Racine native and UW alum Laurel Clark looks out the window of Space Shuttle Columbia in 2003. Clark, a physician, conducted experiments in space including gravity and its effect on humans and gene transfer of plants growing in zero gravity.

"A friend who heard Laurel speaking to Mission Control said there was a smile in her voice," said the president. 

Clark grew up in Racine, graduating from Horlick High School in 1979 before heading to Madison, where she earned a bachelor's degree in zoology in 1983 at the University of Wisconsin and a doctorate in medicine in 1987.

She is featured with other notable Badger alumni in the recently opened Discovery exhibit along Alumni Way in a park between the Memorial Union and Red Gym on the UW-Madison campus. 

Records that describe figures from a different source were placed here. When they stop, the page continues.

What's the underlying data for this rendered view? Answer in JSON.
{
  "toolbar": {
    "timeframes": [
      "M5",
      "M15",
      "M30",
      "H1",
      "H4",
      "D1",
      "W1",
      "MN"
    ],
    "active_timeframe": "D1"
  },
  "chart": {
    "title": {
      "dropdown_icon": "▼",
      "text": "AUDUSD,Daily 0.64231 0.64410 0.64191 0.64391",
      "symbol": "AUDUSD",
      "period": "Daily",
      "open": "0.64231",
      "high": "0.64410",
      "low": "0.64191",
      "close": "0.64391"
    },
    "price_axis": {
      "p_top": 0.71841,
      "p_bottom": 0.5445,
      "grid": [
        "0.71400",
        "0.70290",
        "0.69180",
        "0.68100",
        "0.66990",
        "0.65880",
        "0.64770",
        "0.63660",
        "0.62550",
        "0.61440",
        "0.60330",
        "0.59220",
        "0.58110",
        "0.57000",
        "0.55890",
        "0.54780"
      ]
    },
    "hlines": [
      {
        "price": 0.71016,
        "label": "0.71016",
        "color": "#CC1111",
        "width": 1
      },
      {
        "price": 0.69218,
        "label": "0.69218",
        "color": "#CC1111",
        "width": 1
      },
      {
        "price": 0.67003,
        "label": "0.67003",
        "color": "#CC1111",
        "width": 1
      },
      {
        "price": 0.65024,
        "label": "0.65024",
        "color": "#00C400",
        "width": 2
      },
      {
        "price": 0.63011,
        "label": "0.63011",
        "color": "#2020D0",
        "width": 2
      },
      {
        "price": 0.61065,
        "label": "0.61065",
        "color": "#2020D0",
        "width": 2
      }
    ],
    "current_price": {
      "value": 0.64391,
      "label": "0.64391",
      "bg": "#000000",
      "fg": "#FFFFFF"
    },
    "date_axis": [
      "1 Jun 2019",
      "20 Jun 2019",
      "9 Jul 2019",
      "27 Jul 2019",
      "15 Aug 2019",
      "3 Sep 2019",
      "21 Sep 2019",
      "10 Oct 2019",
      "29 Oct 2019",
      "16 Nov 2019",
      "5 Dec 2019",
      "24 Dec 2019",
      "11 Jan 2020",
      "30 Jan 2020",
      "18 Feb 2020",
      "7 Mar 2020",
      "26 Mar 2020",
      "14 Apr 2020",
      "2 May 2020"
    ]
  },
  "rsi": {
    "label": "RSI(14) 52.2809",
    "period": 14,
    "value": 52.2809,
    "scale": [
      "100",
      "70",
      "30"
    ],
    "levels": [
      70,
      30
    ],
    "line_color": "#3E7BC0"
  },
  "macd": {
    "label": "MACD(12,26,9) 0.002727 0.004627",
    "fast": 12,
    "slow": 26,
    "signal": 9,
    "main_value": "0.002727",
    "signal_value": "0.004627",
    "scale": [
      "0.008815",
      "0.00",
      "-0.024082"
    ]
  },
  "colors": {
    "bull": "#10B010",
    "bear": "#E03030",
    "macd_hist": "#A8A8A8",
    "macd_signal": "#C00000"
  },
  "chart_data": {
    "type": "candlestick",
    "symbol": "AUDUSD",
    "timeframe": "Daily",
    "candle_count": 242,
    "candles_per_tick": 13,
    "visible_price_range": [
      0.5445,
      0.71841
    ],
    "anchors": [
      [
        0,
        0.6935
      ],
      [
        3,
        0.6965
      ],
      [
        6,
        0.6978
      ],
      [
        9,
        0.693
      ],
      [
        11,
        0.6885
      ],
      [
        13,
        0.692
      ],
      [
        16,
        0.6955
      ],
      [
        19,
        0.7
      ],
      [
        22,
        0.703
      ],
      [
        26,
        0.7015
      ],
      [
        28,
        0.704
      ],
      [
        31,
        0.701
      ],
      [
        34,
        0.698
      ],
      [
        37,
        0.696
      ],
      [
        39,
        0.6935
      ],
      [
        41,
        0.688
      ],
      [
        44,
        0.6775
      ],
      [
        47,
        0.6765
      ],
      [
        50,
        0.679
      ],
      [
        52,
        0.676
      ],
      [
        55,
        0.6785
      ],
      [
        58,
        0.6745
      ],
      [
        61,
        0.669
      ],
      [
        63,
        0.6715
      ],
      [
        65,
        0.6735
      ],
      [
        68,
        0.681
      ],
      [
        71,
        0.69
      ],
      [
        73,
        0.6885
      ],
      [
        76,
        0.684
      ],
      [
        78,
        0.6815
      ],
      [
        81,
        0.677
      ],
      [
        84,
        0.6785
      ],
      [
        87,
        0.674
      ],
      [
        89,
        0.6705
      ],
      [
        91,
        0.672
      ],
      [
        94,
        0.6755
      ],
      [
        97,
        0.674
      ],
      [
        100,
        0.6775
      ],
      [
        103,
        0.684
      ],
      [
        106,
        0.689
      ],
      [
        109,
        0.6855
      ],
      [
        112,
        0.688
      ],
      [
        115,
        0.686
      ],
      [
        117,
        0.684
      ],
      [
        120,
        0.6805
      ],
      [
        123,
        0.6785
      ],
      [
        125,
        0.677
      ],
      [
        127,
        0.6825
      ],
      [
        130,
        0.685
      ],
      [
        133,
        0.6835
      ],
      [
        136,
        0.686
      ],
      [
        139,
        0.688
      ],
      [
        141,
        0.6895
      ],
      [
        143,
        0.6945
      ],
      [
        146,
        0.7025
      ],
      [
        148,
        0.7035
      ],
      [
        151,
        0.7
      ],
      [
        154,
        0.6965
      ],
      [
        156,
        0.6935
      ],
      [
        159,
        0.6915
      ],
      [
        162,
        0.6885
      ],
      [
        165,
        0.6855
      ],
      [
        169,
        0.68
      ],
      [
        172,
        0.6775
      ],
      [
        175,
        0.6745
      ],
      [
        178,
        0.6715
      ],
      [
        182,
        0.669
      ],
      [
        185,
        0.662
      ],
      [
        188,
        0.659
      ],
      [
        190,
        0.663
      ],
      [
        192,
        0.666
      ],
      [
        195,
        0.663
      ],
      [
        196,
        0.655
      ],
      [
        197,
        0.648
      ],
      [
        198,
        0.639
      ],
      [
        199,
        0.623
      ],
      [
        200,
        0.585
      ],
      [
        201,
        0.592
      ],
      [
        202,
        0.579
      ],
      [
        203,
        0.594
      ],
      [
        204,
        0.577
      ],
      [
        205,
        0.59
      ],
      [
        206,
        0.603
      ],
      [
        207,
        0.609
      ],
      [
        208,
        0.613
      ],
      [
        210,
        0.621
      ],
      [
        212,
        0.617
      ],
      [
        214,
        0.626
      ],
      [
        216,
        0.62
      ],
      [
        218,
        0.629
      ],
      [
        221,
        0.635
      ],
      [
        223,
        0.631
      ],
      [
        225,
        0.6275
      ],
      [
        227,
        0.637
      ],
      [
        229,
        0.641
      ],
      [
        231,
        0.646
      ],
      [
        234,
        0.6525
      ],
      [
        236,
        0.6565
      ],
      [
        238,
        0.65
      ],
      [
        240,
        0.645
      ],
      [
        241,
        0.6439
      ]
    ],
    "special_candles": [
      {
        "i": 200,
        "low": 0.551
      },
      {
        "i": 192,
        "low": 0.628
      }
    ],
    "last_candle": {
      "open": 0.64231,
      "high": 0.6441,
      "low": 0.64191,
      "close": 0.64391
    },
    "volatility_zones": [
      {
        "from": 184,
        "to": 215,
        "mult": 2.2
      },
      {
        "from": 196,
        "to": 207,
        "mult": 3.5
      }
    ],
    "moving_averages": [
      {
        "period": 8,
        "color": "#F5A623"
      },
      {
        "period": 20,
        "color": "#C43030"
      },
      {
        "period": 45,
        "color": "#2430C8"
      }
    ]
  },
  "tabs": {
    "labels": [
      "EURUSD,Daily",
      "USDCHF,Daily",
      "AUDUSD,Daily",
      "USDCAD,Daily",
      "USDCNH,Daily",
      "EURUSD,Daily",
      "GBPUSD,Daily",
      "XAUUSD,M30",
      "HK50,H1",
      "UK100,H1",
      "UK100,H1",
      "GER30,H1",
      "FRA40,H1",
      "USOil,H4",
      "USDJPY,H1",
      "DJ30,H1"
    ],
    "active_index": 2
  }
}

Clark joined the Navy and became an undersea medical officer, learning how to perform medical evacuations from submarines. Later she became a flight surgeon and joined NASA in 1996. She married a fellow Navy doctor and had a son, Iain. 

In April 2000, Clark visited Bayside Middle School at the invitation of Martha Wilson, a fifth-grade science teacher who was a roommate at UW. Clark patiently answered the usual questions from students, explaining how astronauts go to the bathroom and stay clean in space and what it's like to ride in the KC-135 plane dubbed the "Vomit Comet" to practice zero gravity. 

She told Journal Sentinel reporter Gary Rummler after the class "I try not to be too preachy. But hopefully, they will see me as a positive role model and that when science is applied, it can be pretty exciting." 

Three years later, she got her chance to go to space. She packed a different pastel-colored shirt with crew patches and matching earrings to wear each day, and helped conduct experiments to better understand the physics of combustion in microgravity, growing bone-forming cells to learn more about osteoporosis and creating two kinds of protein crystals in space for possible bone cancer therapies. 

Clark knew the risks of space travel and knew she had earned the incredible opportunity to travel into space to learn, experiment and convey her sense of wonder to others. 

Describing a silkworm cocoon that hatched in the space shuttle, Clark said: "There was a moth in there and it still had its wings crumpled up, and it was just starting to pump its wings up. Life continues in lots of places, and life is a magical thing."